The detection of HPV and genotyping on 462 cervical DNA samples were performed by polymerase chain reaction (PCR). A pair of degenerate primers, GP6+/MY11, designed according to the highly conserved domain, was used to amplify a fragment of approximately 192 bp in the L1 region of the HPV genome [30, 31]. The PCR product was then sequenced on an automated sequencer (ABI 377, Applied Biosystems, Foster City, CA) to determine the HPV genotype. Since stratifications based on HPV types in controls were not performed in this study, no HPV DNA testing was done for the 921 control subjects.

ITPR3 genotyping

ITPR3 rs3748079 A/G and rs2229634 C/T polymorphisms were genotyped. They were determined using the Pre-Developed TaqMan Allelic Discrimination Assay (Applied Biosystems, Foster City, CA). Briefly, polymerase chain reactions (PCR) were carried out in a 96-well GeneAmp PCR System 9700 (Applied Biosystems) with mixes consisting of 10 ng of genomic DNA, 5 μl of TaqMan Universal PCR Master Mix, 0.5 μl of 20× Assay Mix, and ddH2O to a final volume of 10 μl. Thermal cycle conditions were as follows: denaturation at 95°C for 10 min, followed by 40 cycles of denaturation at 92°C for 15 sec, and annealing and extension at 60°C for 1 min. After PCR, the TaqMan assay plates were transferred to the ABI PRISM 7000 Sequence Detection System (Applied Biosystems) where the endpoint fluorescence intensity in each well of the plate was read. The allele specific fluorescence data from each plate were analyzed using the SDS v.1.1 software (Applied Biosystems) to automatically determine the genotype of each sample.

Statistical analysis

Genotype and allele frequencies of the ITPR3 rs3748079 A/G and rs2229634 C/T SNPs were determined by direct counting. The Hardy-Weinberg equilibrium was assessed for each SNP in both the control and case groups by chi-square analysis. Linkage analysis and the frequencies of ITPR3 haplotypes in controls and cases were estimated using the Haploview 4.2 program [32].

Statistical differences in the genotype, allele, and haplotype distributions between controls and cases were performed by chi-square test with Yates’ correction or Fisher’s exact test (when the number of subjects in a cell was <5). Odds ratios (OR) and 95% confidence intervals (CI) were also calculated. Bonferroni correction for multiple testing was applied by multiplying P value with the number of comparisons performed. Pc values of less than 0.05 (2-tailed) were considered to be statistically significant.
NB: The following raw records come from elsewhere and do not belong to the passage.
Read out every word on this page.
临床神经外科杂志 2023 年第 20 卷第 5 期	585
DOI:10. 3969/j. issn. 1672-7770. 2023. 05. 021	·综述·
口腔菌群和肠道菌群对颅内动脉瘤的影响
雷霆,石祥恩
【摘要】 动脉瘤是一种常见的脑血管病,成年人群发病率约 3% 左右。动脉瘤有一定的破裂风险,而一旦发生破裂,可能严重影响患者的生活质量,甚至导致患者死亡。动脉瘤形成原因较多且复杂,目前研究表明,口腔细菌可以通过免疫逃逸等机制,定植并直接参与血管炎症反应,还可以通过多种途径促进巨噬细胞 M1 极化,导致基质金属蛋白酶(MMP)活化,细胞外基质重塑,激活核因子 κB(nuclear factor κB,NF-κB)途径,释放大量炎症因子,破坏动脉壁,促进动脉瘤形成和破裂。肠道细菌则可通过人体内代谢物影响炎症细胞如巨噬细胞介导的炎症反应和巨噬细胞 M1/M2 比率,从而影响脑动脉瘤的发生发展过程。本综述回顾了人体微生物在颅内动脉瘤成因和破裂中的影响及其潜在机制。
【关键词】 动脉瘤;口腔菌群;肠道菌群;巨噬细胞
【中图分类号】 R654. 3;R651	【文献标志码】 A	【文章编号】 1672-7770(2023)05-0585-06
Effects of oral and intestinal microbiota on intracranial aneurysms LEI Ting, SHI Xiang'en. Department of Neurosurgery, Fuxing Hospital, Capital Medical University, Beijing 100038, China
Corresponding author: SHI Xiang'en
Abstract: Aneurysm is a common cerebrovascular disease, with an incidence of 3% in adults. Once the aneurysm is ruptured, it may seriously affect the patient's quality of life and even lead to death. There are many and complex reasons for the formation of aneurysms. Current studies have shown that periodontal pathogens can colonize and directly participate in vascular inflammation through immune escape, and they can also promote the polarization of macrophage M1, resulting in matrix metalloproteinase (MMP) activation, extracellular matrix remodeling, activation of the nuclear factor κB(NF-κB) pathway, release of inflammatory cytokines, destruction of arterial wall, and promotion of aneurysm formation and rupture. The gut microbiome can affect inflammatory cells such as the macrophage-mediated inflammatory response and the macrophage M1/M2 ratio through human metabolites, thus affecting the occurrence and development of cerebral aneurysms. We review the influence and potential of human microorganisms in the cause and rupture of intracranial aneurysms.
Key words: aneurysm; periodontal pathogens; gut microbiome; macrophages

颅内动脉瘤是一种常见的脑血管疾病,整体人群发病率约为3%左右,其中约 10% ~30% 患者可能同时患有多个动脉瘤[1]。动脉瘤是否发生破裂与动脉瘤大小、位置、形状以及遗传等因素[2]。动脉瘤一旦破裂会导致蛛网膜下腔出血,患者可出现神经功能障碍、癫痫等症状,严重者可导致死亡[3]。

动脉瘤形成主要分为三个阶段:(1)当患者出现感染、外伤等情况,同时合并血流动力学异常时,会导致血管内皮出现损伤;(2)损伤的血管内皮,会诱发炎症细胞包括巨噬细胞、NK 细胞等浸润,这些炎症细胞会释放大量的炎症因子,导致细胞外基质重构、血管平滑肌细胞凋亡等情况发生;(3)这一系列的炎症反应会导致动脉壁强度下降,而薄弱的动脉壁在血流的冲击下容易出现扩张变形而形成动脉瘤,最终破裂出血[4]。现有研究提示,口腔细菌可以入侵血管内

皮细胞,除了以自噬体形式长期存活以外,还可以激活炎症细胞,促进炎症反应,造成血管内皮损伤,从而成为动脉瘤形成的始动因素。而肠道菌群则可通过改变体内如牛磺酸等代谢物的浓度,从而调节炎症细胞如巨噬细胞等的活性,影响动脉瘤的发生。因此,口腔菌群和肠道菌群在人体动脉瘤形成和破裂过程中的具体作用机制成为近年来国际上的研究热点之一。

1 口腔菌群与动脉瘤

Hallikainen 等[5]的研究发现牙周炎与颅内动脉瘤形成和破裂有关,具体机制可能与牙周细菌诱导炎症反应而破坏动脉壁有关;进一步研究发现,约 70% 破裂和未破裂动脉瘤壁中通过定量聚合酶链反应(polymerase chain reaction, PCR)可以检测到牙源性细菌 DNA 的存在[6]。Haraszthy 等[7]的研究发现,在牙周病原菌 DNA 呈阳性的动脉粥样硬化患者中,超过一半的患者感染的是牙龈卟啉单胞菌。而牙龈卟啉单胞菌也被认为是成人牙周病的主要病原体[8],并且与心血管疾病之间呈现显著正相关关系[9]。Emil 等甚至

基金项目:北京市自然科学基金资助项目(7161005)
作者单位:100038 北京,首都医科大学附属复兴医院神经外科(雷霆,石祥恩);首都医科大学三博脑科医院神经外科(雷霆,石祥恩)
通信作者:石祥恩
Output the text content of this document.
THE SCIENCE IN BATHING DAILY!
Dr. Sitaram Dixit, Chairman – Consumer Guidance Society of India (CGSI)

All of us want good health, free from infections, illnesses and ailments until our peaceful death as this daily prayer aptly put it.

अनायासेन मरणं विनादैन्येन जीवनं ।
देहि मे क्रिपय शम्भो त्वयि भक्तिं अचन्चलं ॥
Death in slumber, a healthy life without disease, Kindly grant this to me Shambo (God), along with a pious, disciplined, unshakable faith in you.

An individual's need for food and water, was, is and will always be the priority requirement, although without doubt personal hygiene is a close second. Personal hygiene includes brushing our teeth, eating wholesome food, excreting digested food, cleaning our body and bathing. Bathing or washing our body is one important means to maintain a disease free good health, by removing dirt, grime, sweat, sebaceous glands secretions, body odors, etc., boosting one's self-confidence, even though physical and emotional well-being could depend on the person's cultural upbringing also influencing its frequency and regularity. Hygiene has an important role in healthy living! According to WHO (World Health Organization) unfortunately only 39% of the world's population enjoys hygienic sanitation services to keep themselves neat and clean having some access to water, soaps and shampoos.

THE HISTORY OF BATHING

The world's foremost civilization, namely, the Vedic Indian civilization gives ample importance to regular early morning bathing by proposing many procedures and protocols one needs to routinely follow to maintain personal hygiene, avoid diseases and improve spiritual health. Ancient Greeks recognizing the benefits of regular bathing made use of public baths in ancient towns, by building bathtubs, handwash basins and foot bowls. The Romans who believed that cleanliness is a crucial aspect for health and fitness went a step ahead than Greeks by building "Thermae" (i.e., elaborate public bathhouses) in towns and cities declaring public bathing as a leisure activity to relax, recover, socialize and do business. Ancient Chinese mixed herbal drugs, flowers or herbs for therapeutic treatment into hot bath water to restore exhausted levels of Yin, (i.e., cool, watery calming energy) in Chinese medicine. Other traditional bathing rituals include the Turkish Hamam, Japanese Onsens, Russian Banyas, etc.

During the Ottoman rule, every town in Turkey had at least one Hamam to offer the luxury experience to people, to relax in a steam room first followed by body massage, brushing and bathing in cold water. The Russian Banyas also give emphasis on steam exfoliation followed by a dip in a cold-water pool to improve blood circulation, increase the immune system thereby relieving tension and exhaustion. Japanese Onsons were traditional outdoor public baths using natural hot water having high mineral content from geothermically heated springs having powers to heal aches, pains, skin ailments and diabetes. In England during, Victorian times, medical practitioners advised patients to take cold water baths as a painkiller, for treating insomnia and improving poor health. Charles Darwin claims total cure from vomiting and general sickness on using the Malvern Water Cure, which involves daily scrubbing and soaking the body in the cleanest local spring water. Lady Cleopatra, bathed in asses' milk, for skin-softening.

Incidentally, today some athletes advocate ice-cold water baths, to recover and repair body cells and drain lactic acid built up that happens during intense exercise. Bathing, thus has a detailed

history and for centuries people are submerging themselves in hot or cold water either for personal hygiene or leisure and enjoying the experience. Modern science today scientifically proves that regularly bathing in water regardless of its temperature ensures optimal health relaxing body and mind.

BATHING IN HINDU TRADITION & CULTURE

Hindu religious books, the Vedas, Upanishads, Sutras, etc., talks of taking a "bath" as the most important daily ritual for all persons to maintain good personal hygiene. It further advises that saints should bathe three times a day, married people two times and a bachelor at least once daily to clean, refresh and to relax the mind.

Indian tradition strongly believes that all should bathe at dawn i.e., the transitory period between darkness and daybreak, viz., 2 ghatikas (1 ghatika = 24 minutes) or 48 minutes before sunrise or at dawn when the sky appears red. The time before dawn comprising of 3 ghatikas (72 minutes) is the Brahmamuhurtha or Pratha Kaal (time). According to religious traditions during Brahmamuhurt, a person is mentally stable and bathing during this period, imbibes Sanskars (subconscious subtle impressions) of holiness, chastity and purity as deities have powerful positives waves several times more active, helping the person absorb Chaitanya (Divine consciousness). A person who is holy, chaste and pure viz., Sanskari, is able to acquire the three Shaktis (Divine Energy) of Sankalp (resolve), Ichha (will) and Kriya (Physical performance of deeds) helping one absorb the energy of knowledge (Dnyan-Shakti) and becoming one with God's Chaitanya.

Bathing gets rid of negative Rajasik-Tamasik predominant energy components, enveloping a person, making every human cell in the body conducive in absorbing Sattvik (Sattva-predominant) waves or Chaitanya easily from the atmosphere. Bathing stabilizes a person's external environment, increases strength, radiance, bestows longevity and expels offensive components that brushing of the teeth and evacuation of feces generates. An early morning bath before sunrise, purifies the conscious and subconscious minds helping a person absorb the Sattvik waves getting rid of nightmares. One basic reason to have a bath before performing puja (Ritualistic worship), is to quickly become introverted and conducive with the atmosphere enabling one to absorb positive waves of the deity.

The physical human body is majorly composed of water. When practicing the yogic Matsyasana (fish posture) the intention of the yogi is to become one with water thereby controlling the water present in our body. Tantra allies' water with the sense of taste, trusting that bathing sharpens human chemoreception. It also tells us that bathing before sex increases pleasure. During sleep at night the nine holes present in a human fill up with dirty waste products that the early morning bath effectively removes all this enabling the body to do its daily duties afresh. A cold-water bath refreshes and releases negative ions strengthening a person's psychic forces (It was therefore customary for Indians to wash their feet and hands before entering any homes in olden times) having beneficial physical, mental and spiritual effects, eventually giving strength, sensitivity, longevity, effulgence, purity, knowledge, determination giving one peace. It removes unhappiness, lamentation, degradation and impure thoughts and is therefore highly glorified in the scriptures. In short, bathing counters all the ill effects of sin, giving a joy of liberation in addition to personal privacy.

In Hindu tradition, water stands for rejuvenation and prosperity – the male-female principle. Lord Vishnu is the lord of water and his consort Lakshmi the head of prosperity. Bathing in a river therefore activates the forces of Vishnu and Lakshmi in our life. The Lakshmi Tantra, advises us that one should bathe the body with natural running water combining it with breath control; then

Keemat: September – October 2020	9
Prior to the study, statistical power to detect effects of the ITPR3 SNPs on susceptibility to CSCC was calculated using the Quanto Ver. 1.1 software (Department of Preventive Medicine, University of Southern California, CA, USA). We designed the study to have a power >95% to determine a relative risk of 1.4 for the genotype of each SNP at a significance level of 0.05, with an estimated prevalence of CSCC of 360/100,000 [33].


This research was supported by grants MMH 9781 and MMH E-105-07 from Mackay Memorial Hospital, Taiwan.


The authors declare that they have no conflict of interest.